Airline losses have arrived early as the US economy starts to slow, but Chris Tarry of Commerzbank argues that the turning point could also come sooner than it did in the last protracted recession
Latest results from the US majors seem to leave no remaining doubt as to the where the industry is headed. The traditionally robust June quarter left the carriers showing a sizeable net loss. And as the economy continues to slow down, it seems inevitable that airline results everywhere will get worse before they get better. The more interesting question, especially for equity analysts, is how long it will take this time for industry profits to re-emerge?
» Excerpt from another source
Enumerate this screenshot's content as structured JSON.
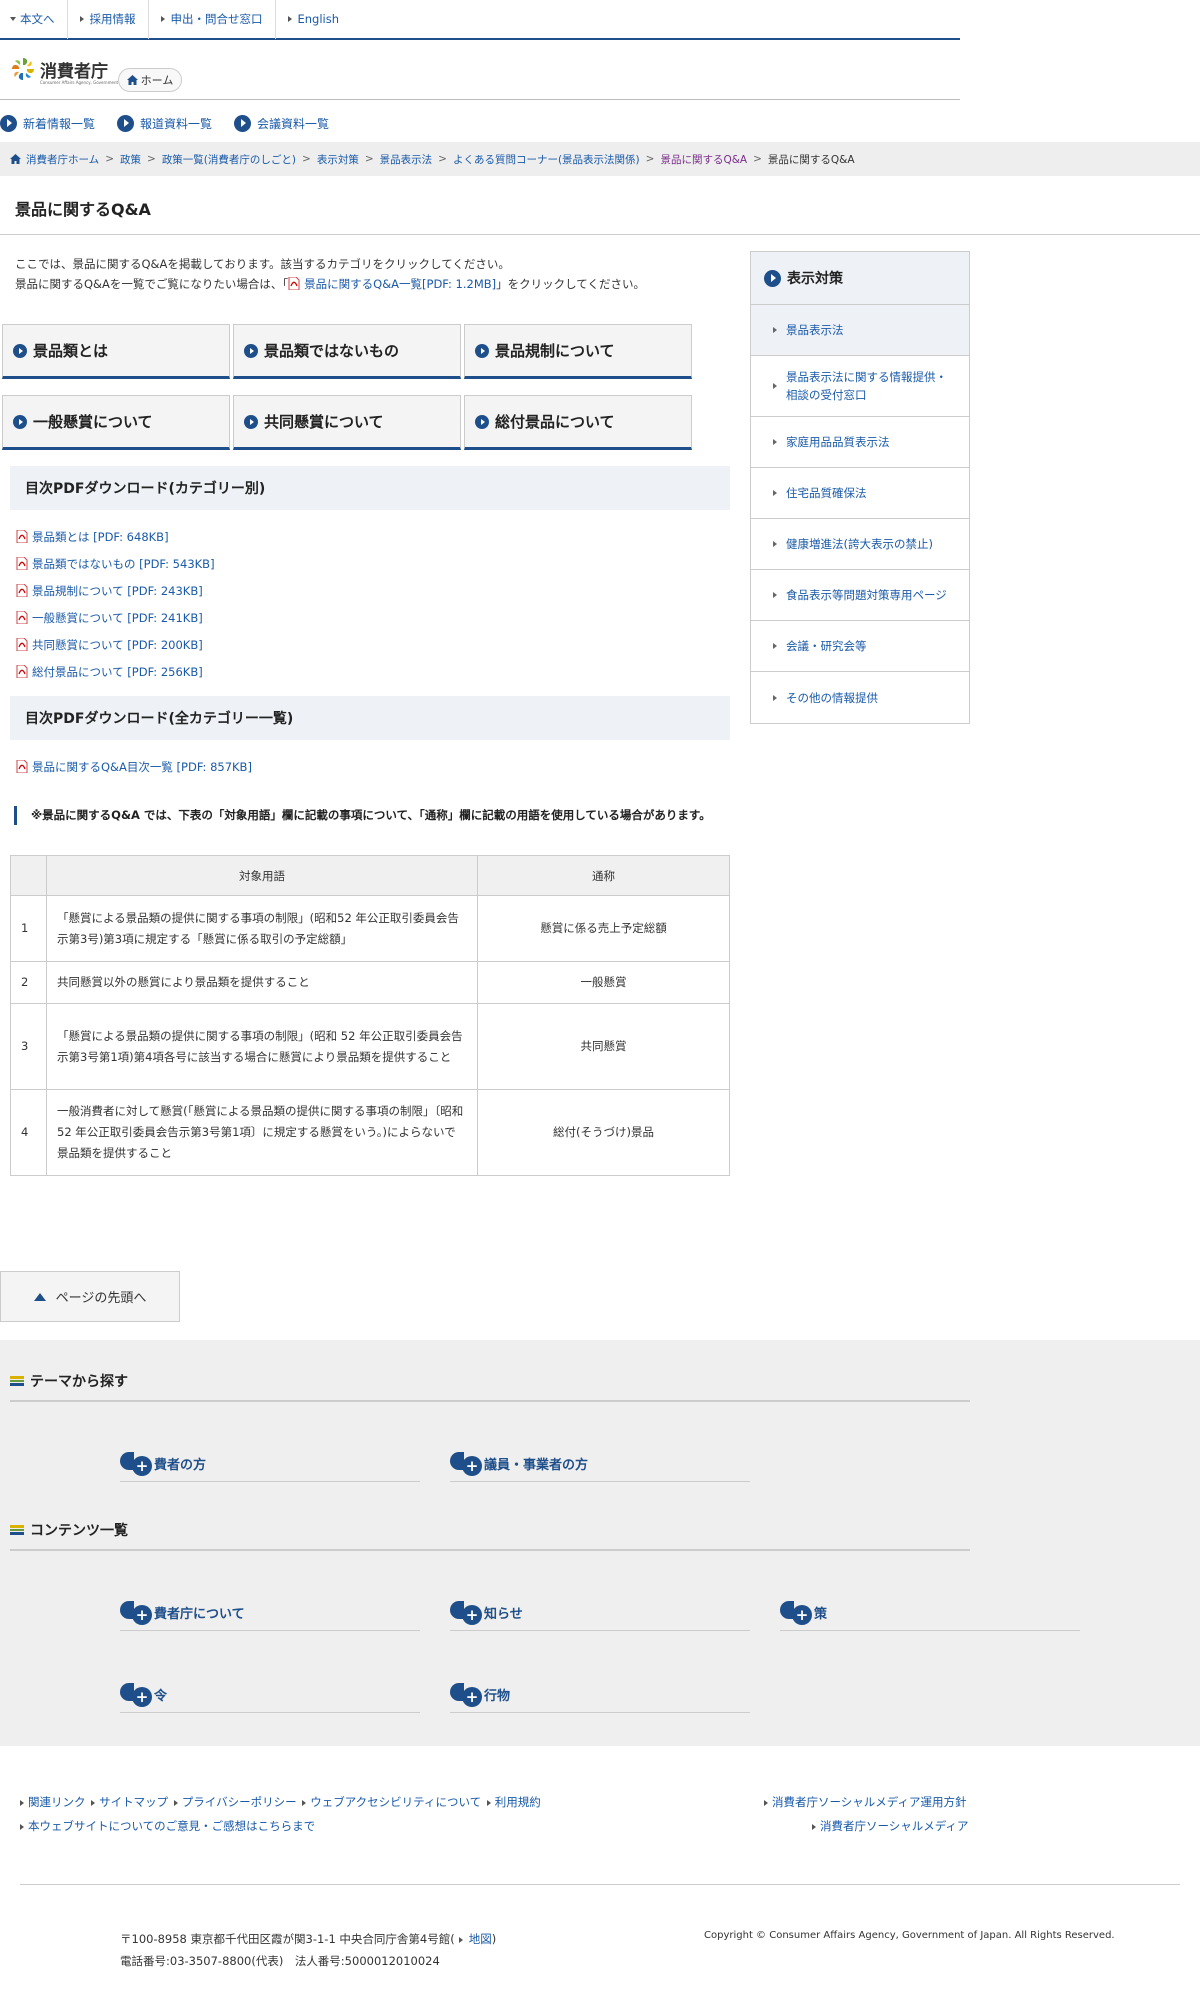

Admittedly there were some exceptional factors at play in the US second quarter. Delta Air Lines was clearly hit by the effects of the Comair pilots strike, while United Airlines has been counting the cost of last year's stratospheric hike in pilots' pay, plus the distraction of its merger attempt with US Airways. TWA has also now been absorbed by AMR and exits the table.
However, the prime issue remains the US economy. Revenues were down for the industry as a whole, with only Southwest and Alaska Airlines showing strong growth. Together with Continental Airlines they were the only carriers to stay in the black.
Even the better-than-expected results at Continental tells a story. Operating profits fell by half, reflecting a 5.2 percentage point deterioration in the relationship between the breakeven load factor (worse by 2.9 points) and the achieved load factor (worse by 2.3 points).
There is still the need for some in the industry to have their rendezvous with reality over just how bad the results might become - in this may occur when there is some clarity over the traffic and yield numbers going into the weak fourth quarter. The risk to profit forecasts clearly remains on the downside.
However, for stock market investors the issue is not how bad things are today, but the ability to anticipate the likely changes ahead. Equity analysts are therefore always looking for turning points and for any suggestions of a change in the leading indicators. In this respect there is evidence of an important change in US consumer behaviour compared with the last downturn.
In making any comparison with the previous down cycle, it is necessary to isolate the distorting effects that the Gulf War had on international traffic. However, that does not apply if the focus is put on the US domestic market. Another dimension that is important to recognise is the extent of excess capacity that existed in the market place a decade ago which resulted in a greater absolute amount of price-stimulated traffic.
It is also clear that at the start of this review period the growth rate of traffic (measured in revenue passenger miles/km), was running ahead of economic growth, (measured by GDP growth). This might reasonably have been expected, even in the maturing US domestic market given a traffic multiplier of 1.5x against GDP.
In the early 1990s, the economic slowdown was already well established before the rate of traffic growth started to decline and then fell. Economic growth rates had actually peaked in 1989, while traffic growth was still riding high into mid-1990. Over the next couple of years traffic began to turn the corner and that did indeed coincide with a recovery in economic growth rates. However, traffic was generally recovering by less than GDP right through until 1993. US domestic traffic growth did not again reach the high point of 1990 until 1994.
This time around it appears that there may be a very different pattern. Not only does it seem that the economy no longer drives US domestic traffic with such a strong multiplier effect (the growth rates appear close to parity), but traffic growth also seems to have been reducing much early. It has fallen markedly over the last three quarters, well in advance of the economic slowdown.
This suggests that there has been a change in consumer behaviour. In particular, that by reducing travel in advance of the onset of recession, US corporations are ameliorating the impact of the weaker economic environment on their business.
The key for the future is whether this increase in the lead times by which companies anticipate and react to economic change will also hold true when the slowdown eventually bottoms out? If so, then perhaps the turning point for airline profits may not be so far away.